Betting Margin
A betting margin or "vig" (short for vigorish) refers to the commission or fee that a betting site charges for accepting a bet. It's essentially how the bookmaker makes a profit, regardless of the outcome of the event. The vig is built into the odds to ensure that the bookmaker doesn't lose money over time.
For example, in a standard bet where both sides have a 50/50 chance, instead of offering true odds (like +100 or even odds, which means you double your money), the bookmaker might offer odds of -110 on both sides. This means that you have to bet $110 to win $100, and the extra $10 is the bookmaker's vig.
In simpler terms, the vig is the "cut" that the bookmaker takes to facilitate the betting and ensure that they make money no matter what the outcome of the bet is.
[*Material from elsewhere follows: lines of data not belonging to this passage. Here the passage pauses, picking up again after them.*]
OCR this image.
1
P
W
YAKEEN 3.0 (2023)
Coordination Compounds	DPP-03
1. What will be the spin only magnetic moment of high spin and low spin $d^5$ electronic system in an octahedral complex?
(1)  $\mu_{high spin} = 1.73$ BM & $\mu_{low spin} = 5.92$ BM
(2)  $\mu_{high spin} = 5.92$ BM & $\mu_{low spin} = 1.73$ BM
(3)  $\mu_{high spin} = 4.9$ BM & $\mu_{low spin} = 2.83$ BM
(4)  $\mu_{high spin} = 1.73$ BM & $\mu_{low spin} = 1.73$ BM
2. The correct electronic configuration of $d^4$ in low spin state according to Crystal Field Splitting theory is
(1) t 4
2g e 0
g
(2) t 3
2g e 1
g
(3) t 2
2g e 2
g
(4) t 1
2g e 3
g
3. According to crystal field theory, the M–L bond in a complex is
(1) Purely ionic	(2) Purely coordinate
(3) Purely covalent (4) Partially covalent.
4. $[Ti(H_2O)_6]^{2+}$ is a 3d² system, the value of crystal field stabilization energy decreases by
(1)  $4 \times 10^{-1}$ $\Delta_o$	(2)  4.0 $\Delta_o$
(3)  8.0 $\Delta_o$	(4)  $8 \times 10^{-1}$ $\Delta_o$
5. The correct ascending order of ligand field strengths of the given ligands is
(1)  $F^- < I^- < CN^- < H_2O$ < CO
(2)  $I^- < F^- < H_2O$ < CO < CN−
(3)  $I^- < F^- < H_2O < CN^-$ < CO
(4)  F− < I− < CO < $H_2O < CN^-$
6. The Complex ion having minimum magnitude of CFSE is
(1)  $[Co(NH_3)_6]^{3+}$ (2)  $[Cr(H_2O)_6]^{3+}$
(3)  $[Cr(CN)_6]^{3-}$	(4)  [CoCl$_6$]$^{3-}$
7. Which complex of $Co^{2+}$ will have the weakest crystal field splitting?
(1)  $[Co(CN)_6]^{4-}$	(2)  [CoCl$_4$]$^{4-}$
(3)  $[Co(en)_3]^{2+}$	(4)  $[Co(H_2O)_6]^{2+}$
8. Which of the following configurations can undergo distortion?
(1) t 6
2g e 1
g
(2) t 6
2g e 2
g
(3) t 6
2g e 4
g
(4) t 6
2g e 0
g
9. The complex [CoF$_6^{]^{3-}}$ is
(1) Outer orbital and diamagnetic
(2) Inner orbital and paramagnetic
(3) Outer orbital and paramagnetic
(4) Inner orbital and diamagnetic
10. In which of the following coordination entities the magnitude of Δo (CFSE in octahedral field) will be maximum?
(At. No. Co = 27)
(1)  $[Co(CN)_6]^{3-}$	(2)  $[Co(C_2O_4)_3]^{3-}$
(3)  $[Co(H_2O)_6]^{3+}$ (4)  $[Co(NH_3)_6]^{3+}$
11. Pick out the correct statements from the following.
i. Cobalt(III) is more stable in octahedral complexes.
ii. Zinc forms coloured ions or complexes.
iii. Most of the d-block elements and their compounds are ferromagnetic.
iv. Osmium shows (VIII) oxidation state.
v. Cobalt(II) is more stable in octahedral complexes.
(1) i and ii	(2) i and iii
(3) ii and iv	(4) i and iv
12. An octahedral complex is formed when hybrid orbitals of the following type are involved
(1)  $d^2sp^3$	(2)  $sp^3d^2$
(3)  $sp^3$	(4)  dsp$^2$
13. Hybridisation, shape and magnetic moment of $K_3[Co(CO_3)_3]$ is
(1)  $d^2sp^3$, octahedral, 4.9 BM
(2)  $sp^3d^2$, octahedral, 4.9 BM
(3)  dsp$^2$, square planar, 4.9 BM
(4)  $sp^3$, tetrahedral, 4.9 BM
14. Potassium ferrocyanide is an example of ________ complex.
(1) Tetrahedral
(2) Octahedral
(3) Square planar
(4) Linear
How To calculate the Betting Margin
To calculate the betting margin from odds manually, you need to convert the odds into implied probabilities and then sum them up. If the total exceeds 100%, the excess represents the bookmaker’s margin.
The formula to calculate the betting margin is:
(Implied Probability Odd #1 + Implied Probability Odd #2) - 100%
For example Bet #1 has odds of 1.5 (-200) and Bet #2 has odds of 2 (100). After you convert these to implied odds (see the betting odds calculator), Bet #1 has 66.67% and Bet #2 50% implied probability, for a total of 116.67%. The betting margin is in this case 16.67% (116.67% - 100%).